There can be no denying that the Poles were complicit in the Holocaust

  • Jedwabne
Poland’s Senate passed a controversial bill last Thursday that outlaws blaming Poland for any crimes committed during the Holocaust. Poland’s President Andrzej Duda insisted that there was no institutionalised participation by Poland or its people in the Holocaust, but did acknowledge that individual Poles took “wicked” actions against their Jewish neighbours.
by JORDAN MOSHE | Feb 08, 2018

Considering that Poland was invaded and occupied by Nazi Germany in 1939, those unfamiliar with what the local Jewish population really experienced at the time may be inclined to agree with Duda, and even sympathise with the Polish people.

If you visit the Polish village of Jedwabne, you will find a section of charred planks set in a concrete block on the outskirts of the village.
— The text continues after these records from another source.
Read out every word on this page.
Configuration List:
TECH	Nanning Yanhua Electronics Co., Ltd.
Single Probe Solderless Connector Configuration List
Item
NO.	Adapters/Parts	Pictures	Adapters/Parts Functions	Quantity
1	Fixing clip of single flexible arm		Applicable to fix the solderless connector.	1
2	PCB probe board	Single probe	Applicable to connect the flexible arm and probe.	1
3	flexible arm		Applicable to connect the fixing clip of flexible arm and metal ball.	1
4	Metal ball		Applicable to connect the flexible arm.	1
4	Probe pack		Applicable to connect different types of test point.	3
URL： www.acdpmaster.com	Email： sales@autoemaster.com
This is all that remains of a barn which local Polish residents filled with hundreds of Jewish women and children in July 1941, and set on fire – after killing Jewish men and boys, and putting their bodies in the same barn. The story that villagers long told was that the massacre happened, but the Nazis did it.

That belief persisted for a while. A monument to the dead on the outskirts of the village bore an inscription that blamed the Germans for Jedwabne’s Jewish dead. Then, in the year 2000, Polish-born American historian Jan Gross refuted that story in his book Neighbors: The Destruction of the Jewish Community in Jedwabne, Poland. In his research, he dug into the history of the incident and found strong evidence that Germans hadn’t killed the Jews of Jedwabne; their Polish neighbours had.

This is what I was told when I visited the site with a group of other Jews in July 2013. Over 10 days, we travelled across Poland, visiting villages, cities and concentration camps. I stood at a bus stop in a village not 50 metres from the forest of Zbylitowska Gora, in which Jewish children had been massacred and buried in a mass grave. I visited the town of Oswiecim, which is right on the doorstep of Auschwitz. Its Polish residents are known for having assisted Jews, but are also known to have pointed Jews out to SS officers and benefited from the deaths of their Jewish compatriots by acquiring their property after they’d been murdered.

I felt conflicted. Perhaps my judgement is clouded by my bias towards Jews, I thought. Despite occasionally assisting the Nazis, the Poles also suffered under occupation and did help some Jews. Perhaps this notion that the Poles were willing to assist the Nazis in their mission of extermination is nothing but a gross exaggeration of sporadic occurrences.

However, it was after visiting the site of the barn, when we were taken into the village itself, that I reached my own conclusion. Near to a shul that has been restored – and now swarms with tourists – stood a table laden with Judaica. Standing behind this assortment of bric-a-brac was a local man, whose smile and eager demeanour drew a number of passers-by to his stall, including me. What I saw before me were items familiar to any Jew – candlesticks, menorahs, Kiddush cups and other similar items. These were all dented, tarnished and old. The man selling them didn’t appear Jewish.

I realised what I was seeing. Before me lay the possessions of Jews. The cups on which fathers had made Kiddush. The candlesticks with which mothers had lit Shabbat candles. The menorahs around which children had gathered excitedly to celebrate Chanukah.

These were all being offered for sale because their owners were now nothing more than one of the faceless victims murdered by a defeated occupier, which had deprived them of their possessions.

Here were items which were hastily claimed by those who had the power to take them and make them their own. Here were items whose owners couldn’t protest against their loss and who were now no longer able to claim them back.

The only reminder that the people once existed is a section of burnt wood. And their possessions are being sold in the marketplace by a man who doesn’t know their names and never will.

When one person commits a crime against another, that may be considered the perpetration of a “hateful act”. But when the local population of a village massacres their Jewish neighbours, plunders their belongings and leaves them to their descendants to hawk on the street in which the original owners may have lived, Duda’s definition of “institutionalised participation” falls flat.